Kabul/Berlin. Vor zwei Jahren haben die Taliban die Macht in Afghanistan übernommen. Drei Frauen berichten, wie leidvoll der Alltag in dem Land ist.
Die junge Frau mit dem schmalen Gesicht blickt selbstbewusst, aber traurig in die Kamera. „Hoffnung ist alles, was uns noch bleibt. Aber wir verlieren die Hoffnung auf eine Zukunft“, sagt die 19-Jährige. Sie spricht gutes Englisch. Bis vor einem Jahr hat Leema Medizin studiert. Jetzt verbringt sie ihre Tage zu Hause. Die islamistischen Machthaber Afghanistans, die Ta<bliban, haben ihr verboten, weiter zu studieren. Die Lage im Land am Hindukusch wird von Monat zu Monat schlimmer. Nicht nur für junge Frauen wie Leema.
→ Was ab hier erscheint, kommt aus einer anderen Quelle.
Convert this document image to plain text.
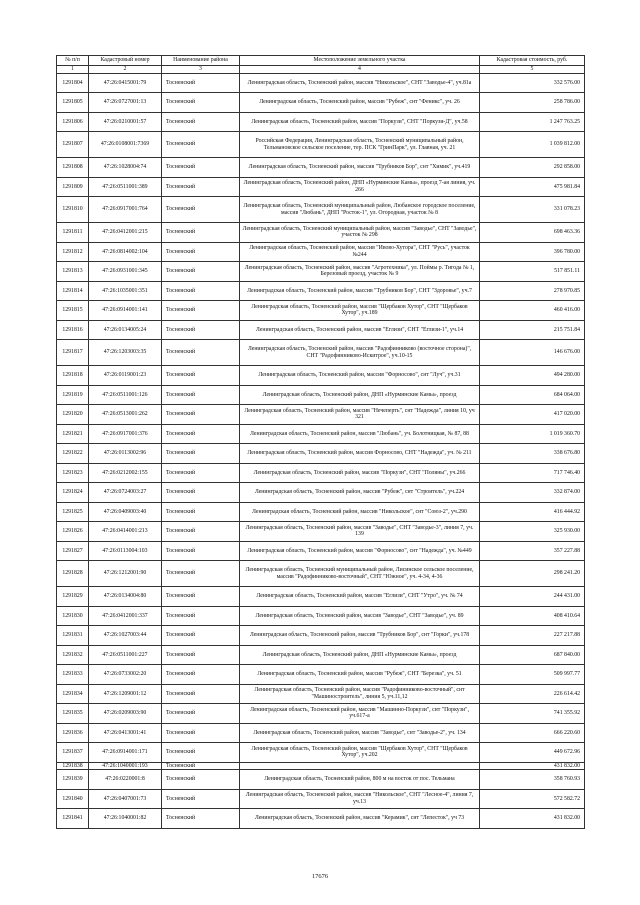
№ п/п	Кадастровый номер	Наименование района	Местоположение земельного участка	Кадастровая стоимость, руб.
1	2	3	4	5
1291804	47:26:0415001:79	Тосненский	Ленинградская область, Тосненский район, массив "Никольское", СНТ "Заводье-4", уч.81а	332 576.00
1291805	47:26:0727001:13	Тосненский	Ленинградская область, Тосненский район, массив "Рубеж", снт "Феникс", уч. 26	258 786.00
1291806	47:26:0210001:57	Тосненский	Ленинградская область, Тосненский район, массив "Поркузи", СНТ "Поркузи-Д", уч.58	1 247 763.25
1291807	47:26:0108001:7369	Тосненский	Российская Федерация, Ленинградская область, Тосненский муниципальный район, Тельмановское сельское поселение, тер. ПСК "ГринПарк", ул. Главная, уч. 21	1 039 812.00
1291808	47:26:1028004:74	Тосненский	Ленинградская область, Тосненский район, массив "Трубников Бор", снт "Химик", уч.419	292 858.00
1291809	47:26:0511001:389	Тосненский	Ленинградская область, Тосненский район, ДНП «Нурминские Камы», проезд 7-ая линия, уч. 266	475 981.84
1291810	47:26:0917001:764	Тосненский	Ленинградская область, Тосненский муниципальный район, Любанское городское поселение, массив "Любань", ДНП "Росток-1", ул. Огородная, участок № 8	331 078.23
1291811	47:26:0412001:215	Тосненский	Ленинградская область, Тосненский муниципальный район, массив "Заводье", СНТ "Заводье", участок № 298	698 463.36
1291812	47:26:0814002:104	Тосненский	Ленинградская область, Тосненский район, массив "Ивово-Хутора", СНТ "Русь", участок №244	396 780.00
1291813	47:26:0931001:345	Тосненский	Ленинградская область, Тосненский район, массив "Агротехника", ул. Поймы р. Тигода № 1, Березовый проезд, участок № 9	517 851.11
1291814	47:26:1035001:351	Тосненский	Ленинградская область, Тосненский район, массив "Трубников Бор", СНТ "Здоровье", уч.7	278 970.85
1291815	47:26:0914001:141	Тосненский	Ленинградская область, Тосненский район, массив "Щербаков Хутор", СНТ "Щербаков Хутор", уч.189	460 416.00
1291816	47:26:0134005:24	Тосненский	Ленинградская область, Тосненский район, массив "Еглизи", СНТ "Еглизи-1", уч.14	215 751.84
1291817	47:26:1203003:35	Тосненский	Ленинградская область, Тосненский район, массив "Радофинниково (восточное сторона)", СНТ "Радофинниково-Искитрое", уч.10-15	146 676.00
1291818	47:26:0119001:23	Тосненский	Ленинградская область, Тосненский район, массив "Форносово", снт "Луч", уч.31	494 280.00
1291819	47:26:0511001:126	Тосненский	Ленинградская область, Тосненский район, ДНП «Нурминские Камы», проезд	684 064.00
1291820	47:26:0513001:262	Тосненский	Ленинградская область, Тосненский район, массив "Нечеперть", снт "Надежда", линия 10, уч 321	417 020.00
1291821	47:26:0917001:376	Тосненский	Ленинградская область, Тосненский район, массив "Любань", уч. Болотницкая, № 87, 88	1 019 360.70
1291822	47:26:0113002:96	Тосненский	Ленинградская область, Тосненский район, массив Форносово, СНТ "Надежда", уч. № 211	338 676.80
1291823	47:26:0212002:155	Тосненский	Ленинградская область, Тосненский район, массив "Поркузи", СНТ "Поляны", уч.266	717 746.40
1291824	47:26:0724003:27	Тосненский	Ленинградская область, Тосненский район, массив "Рубеж", снт "Строитель", уч.224	332 874.00
1291825	47:26:0409003:40	Тосненский	Ленинградская область, Тосненский район, массив "Никольское", снт "Союз-2", уч.290	416 444.92
1291826	47:26:0414001:213	Тосненский	Ленинградская область, Тосненский район, массив "Заводье", СНТ "Заводье-3", линия 7, уч. 139	325 930.00
1291827	47:26:0113004:103	Тосненский	Ленинградская область, Тосненский район, массив "Форносово", снт "Надежда", уч. №449	357 227.88
1291828	47:26:1212001:90	Тосненский	Ленинградская область, Тосненский муниципальный район, Лисинское сельское поселение, массив "Радофинниково-восточный", СНТ "Южное", уч. 4-34, 4-36	298 241.20
1291829	47:26:0134004:80	Тосненский	Ленинградская область, Тосненский район, массив "Еглизи", СНТ "Утро", уч. № 74	244 431.00
1291830	47:26:0412001:337	Тосненский	Ленинградская область, Тосненский район, массив "Заводье", СНТ "Заводье", уч. 89	408 410.64
1291831	47:26:1027003:44	Тосненский	Ленинградская область, Тосненский район, массив "Трубников Бор", снт "Горки", уч.178	227 217.88
1291832	47:26:0511001:227	Тосненский	Ленинградская область, Тосненский район, ДНП «Нурминские Камы», проезд	687 840.00
1291833	47:26:0733002:20	Тосненский	Ленинградская область, Тосненский район, массив "Рубеж", СНТ "Березка", уч. 51	509 997.77
1291834	47:26:1209001:12	Тосненский	Ленинградская область, Тосненский район, массив "Радофинниково-восточный", снт "Машиностроитель", линия 5, уч.11,12	226 614.42
1291835	47:26:0209003:90	Тосненский	Ленинградская область, Тосненский район, массив "Машинно-Поркузи", снт "Поркузи", уч.617-а	741 355.92
1291836	47:26:0413001:41	Тосненский	Ленинградская область, Тосненский район, массив "Заводье", снт "Заводье-2", уч. 134	666 220.60
1291837	47:26:0914001:171	Тосненский	Ленинградская область, Тосненский район, массив "Щербаков Хутор", СНТ "Щербаков Хутор", уч.202	449 672.96
1291838	47:26:1040001:193	Тосненский		431 832.00
1291839	47:26:0220001:8	Тосненский	Ленинградская область, Тосненский район, 800 м на восток от пос. Тельмана	358 760.93
1291840	47:26:0407001:73	Тосненский	Ленинградская область, Тосненский район, массив "Никольское", СНТ "Лесное-4", линия 7, уч.13	572 582.72
1291841	47:26:1040001:82	Тосненский	Ленинградская область, Тосненский район, массив "Керамик", снт "Лепесток", уч 73	431 832.00
17676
Kabul, Mitte August vor zwei Jahren. Wenige Wochen zuvor haben die westlichen Truppen, die das Land zwei Jahrzehnte besetzt hatten, Afghanistan verlassen. Es ist ein überhasteter Rückzug. Die Taliban, mit denen der Westen in der katarischen Hauptstadt Doha über die Neuordnung der Macht verhandelt haben, überrennen das Land innerhalb kurzer Zeit. Die afghanischen Soldaten, die jahrelang gegen die Islamisten gekämpft haben, haben dem Ansturm nichts mehr entgegenzusetzen. Der vom Westen unterstützte Präsident Ashraf Ghani flieht aus dem Land. Am 15. August nehmen die Taliban die afghanische Hauptstadt ein.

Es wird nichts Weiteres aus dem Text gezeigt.